Je dois vous l’avouer, une des plus belles répliques que j’ai entendues dans un film est extraite d’un film porno. C’est au début, je ne me souviens plus du titre du film, hélas. Un type est en train d’honorer sa secrétaire sur la table du bureau. Le téléphone sonne, et entre un domestique, un maître d’hôtel d’un âge canonique qui dit : « Monsieur le marquis, on vous demande au téléphone ». « Très bien », répond le marquis, « j’y vais, occupez-vous d’Ingrid ». Il va téléphoner. Il raccroche et il revient. À son retour, il voit qu’effectivement le maître d’hôtel est en train de s’occuper d’Ingrid. Il reste là quelques instants, puis le maître d’hôtel se retire et dit : « Monsieur le marquis peut y aller, elle est à bonne température ». Cela me paraît une réplique absolument admirable ! (Rires)

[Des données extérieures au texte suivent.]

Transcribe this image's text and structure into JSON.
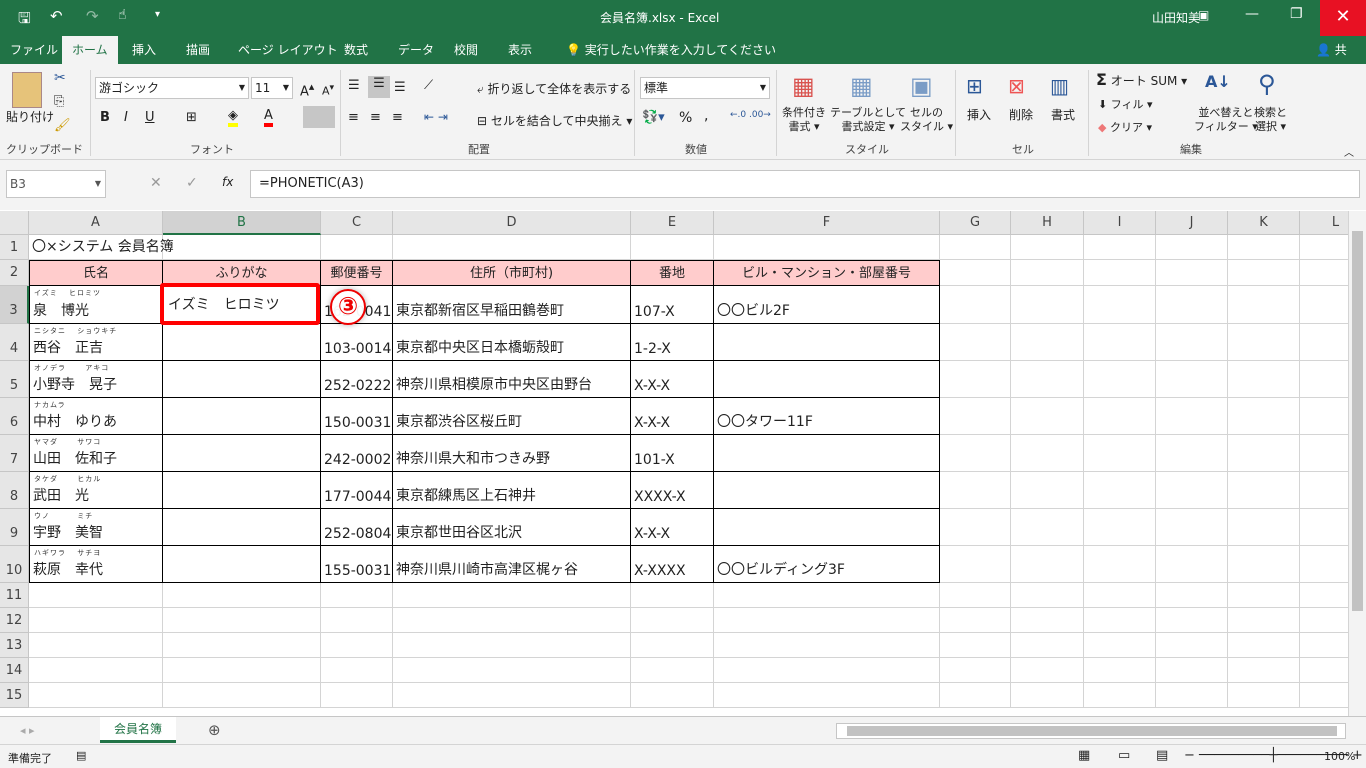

Vous avez fait le récit d’une interview étonnante, celle d’Alfred Hitchcock, que vous aviez enregistrée à Saint-Maurice dans les studios avec Truffaut. Vous racontez avoir descendu des marches de ce que vous croyiez à l’époque être un escalier. C’était la margelle d’une piscine, et vous tombez dans de l’eau glacée. Et la suite (là où je veux en venir), votre version dit : « Truffaut s’est mis à hurler dans l’eau et les gens sont venus pour nous secourir ». Sauf que la version de Truffaut prétend que c’est vous Claude Chabrol qui avez hurlé. Qui a hurlé ? Qui a menti à la presse ?
C’est François. C’est très simple et très bête, je suis désolé de le dire, il n’est pas là pour se défendre. François ne savait pas nager, et j’étais champion universitaire de natation. Vous choisissez…

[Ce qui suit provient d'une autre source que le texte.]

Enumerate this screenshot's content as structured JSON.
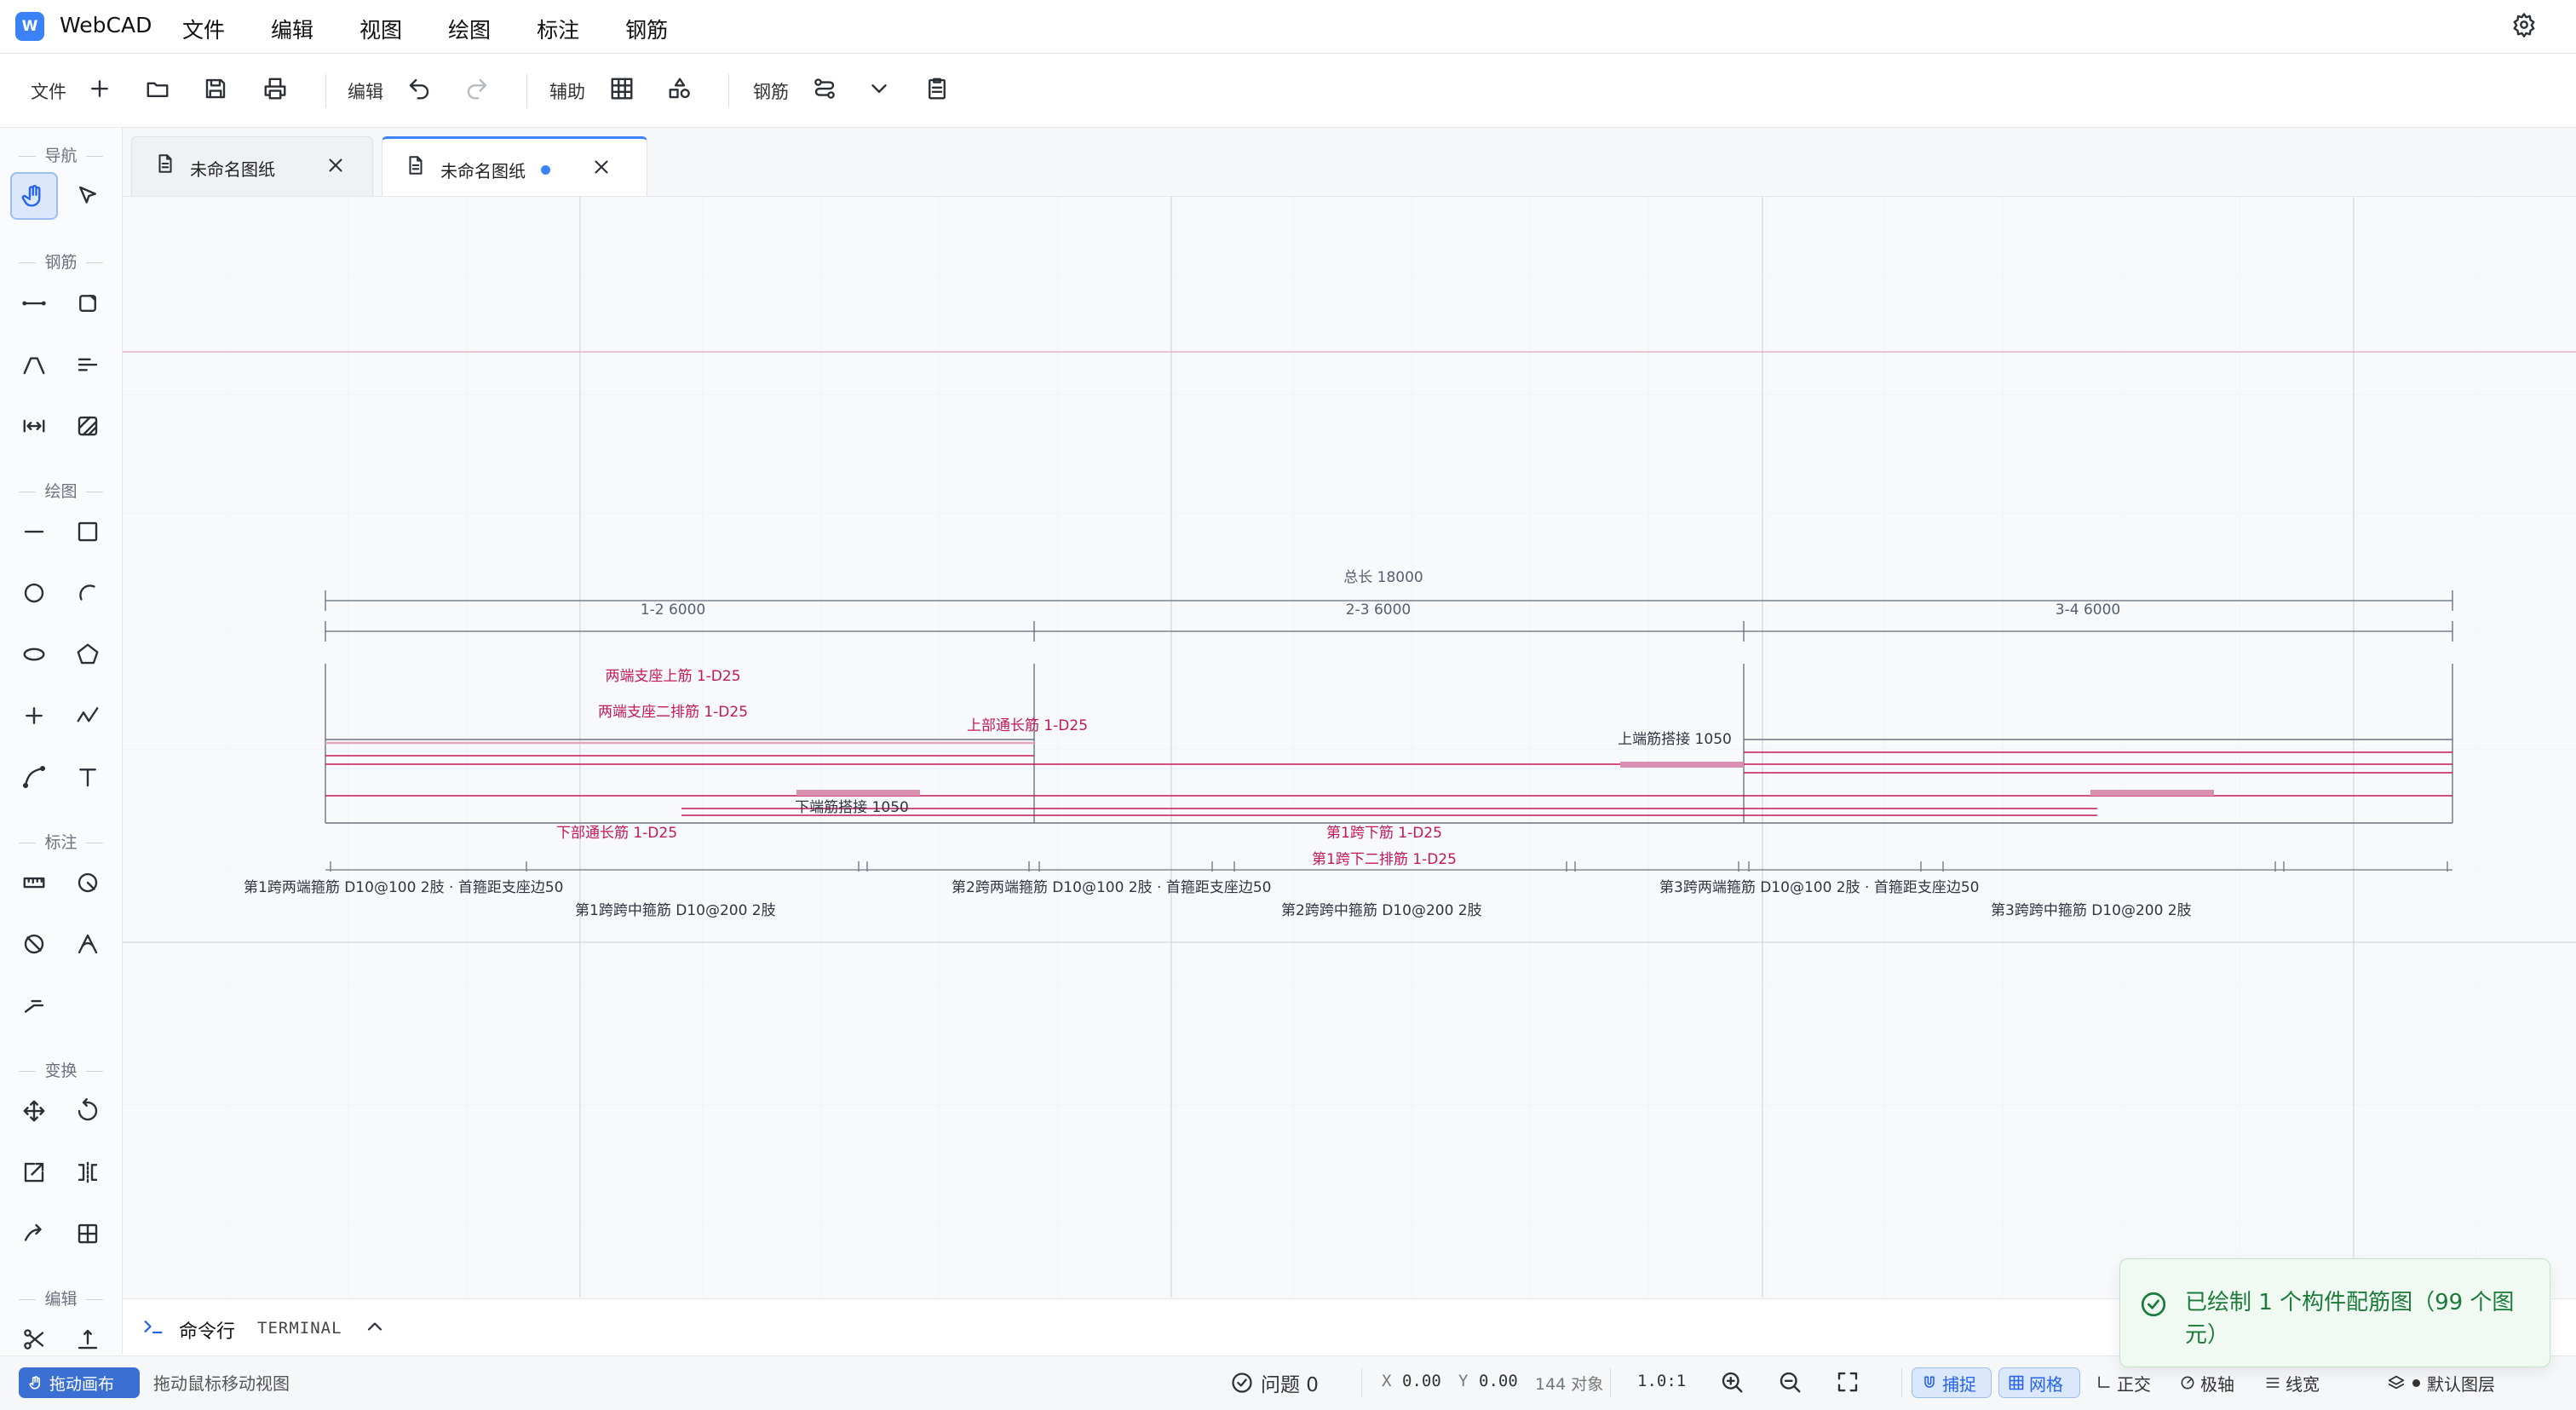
{
  "app": {
    "logo_text": "W",
    "title": "WebCAD"
  },
  "menu": [
    "文件",
    "编辑",
    "视图",
    "绘图",
    "标注",
    "钢筋"
  ],
  "toolbar": {
    "file_label": "文件",
    "edit_label": "编辑",
    "aux_label": "辅助",
    "rebar_label": "钢筋"
  },
  "tool_panel": {
    "navigate": "导航",
    "rebar": "钢筋",
    "draw": "绘图",
    "annotate": "标注",
    "transform": "变换",
    "edit": "编辑"
  },
  "tabs": [
    {
      "label": "未命名图纸",
      "active": false,
      "modified": false
    },
    {
      "label": "未命名图纸",
      "active": true,
      "modified": true
    }
  ],
  "drawing": {
    "total": "总长 18000",
    "spans": [
      "1-2 6000",
      "2-3 6000",
      "3-4 6000"
    ],
    "labels": {
      "top_support": "两端支座上筋 1-D25",
      "top_support_2": "两端支座二排筋 1-D25",
      "top_through": "上部通长筋 1-D25",
      "top_lap": "上端筋搭接 1050",
      "bottom_lap": "下端筋搭接 1050",
      "bottom_through": "下部通长筋 1-D25",
      "span1_bottom": "第1跨下筋 1-D25",
      "span1_bottom_2": "第1跨下二排筋 1-D25"
    },
    "stirrups": {
      "s1_end": "第1跨两端箍筋 D10@100 2肢 · 首箍距支座边50",
      "s1_mid": "第1跨跨中箍筋 D10@200 2肢",
      "s2_end": "第2跨两端箍筋 D10@100 2肢 · 首箍距支座边50",
      "s2_mid": "第2跨跨中箍筋 D10@200 2肢",
      "s3_end": "第3跨两端箍筋 D10@100 2肢 · 首箍距支座边50",
      "s3_mid": "第3跨跨中箍筋 D10@200 2肢"
    }
  },
  "terminal": {
    "label": "命令行",
    "tag": "TERMINAL"
  },
  "status": {
    "mode_button": "拖动画布",
    "hint": "拖动鼠标移动视图",
    "issues": "问题 0",
    "x_label": "X",
    "x_value": "0.00",
    "y_label": "Y",
    "y_value": "0.00",
    "objects": "144 对象",
    "scale": "1.0:1",
    "snap": "捕捉",
    "grid": "网格",
    "ortho": "正交",
    "polar": "极轴",
    "lineweight": "线宽",
    "layer": "默认图层"
  },
  "toast": {
    "message": "已绘制 1 个构件配筋图（99 个图元）"
  },
  "colors": {
    "accent": "#3b82f6",
    "rebar": "#c2185b",
    "success": "#1b7a3a"
  }
}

Ce n’est pas vous qui alliez avoir peur de l’eau.
Ce n’est pas moi qui vais avoir peur de l’eau, même glacée. Alors que François vraiment a eu la trouille. Puis c’est lui qui tenait le magnétophone en plus, il avait peur de…
Il a coulé au fond. Mais la question est : comment dans la presse, c’est devenu « Chabrol a eu peur » et « Truffaut le héros » ?
Cela dépendait des journaux.
Il y avait des chabrolistes et des truffaldiens ?
Oui. Cela nous a fait beaucoup rigoler d’ailleurs, cette histoire. Mais François savait bien qu’il racontait des craques.
D’où la suite de mon interview, vérification d’interviews, vous allez me dire si ce que j’ai lu est vrai ou faux. Est-il vrai que quand vous étiez petit, vous saviez marcher sur les fesses ?
Oui, encore maintenant ! Je vous explique pourquoi. Quand j’ai eu 6 ans et demi, j’ai fait une décalcification du col du fémur et je n’ai pas pu marcher. On m’a envoyé sur une plage du Nord, à Merlimont, près de Berck, pour prendre des forces. Et j’ai trouvé une combine pour me déplacer : je marchais sur les fesses, et je marchais très rapidement, je réussissais à aller très très vite. Je peux le faire encore. Je suis une des rares personnes à mon âge à être capable de marcher sur les fesses.
80.
À propos de fesses, est-il vrai que vous avez vu les fesses de Jean-Marie Le Pen ?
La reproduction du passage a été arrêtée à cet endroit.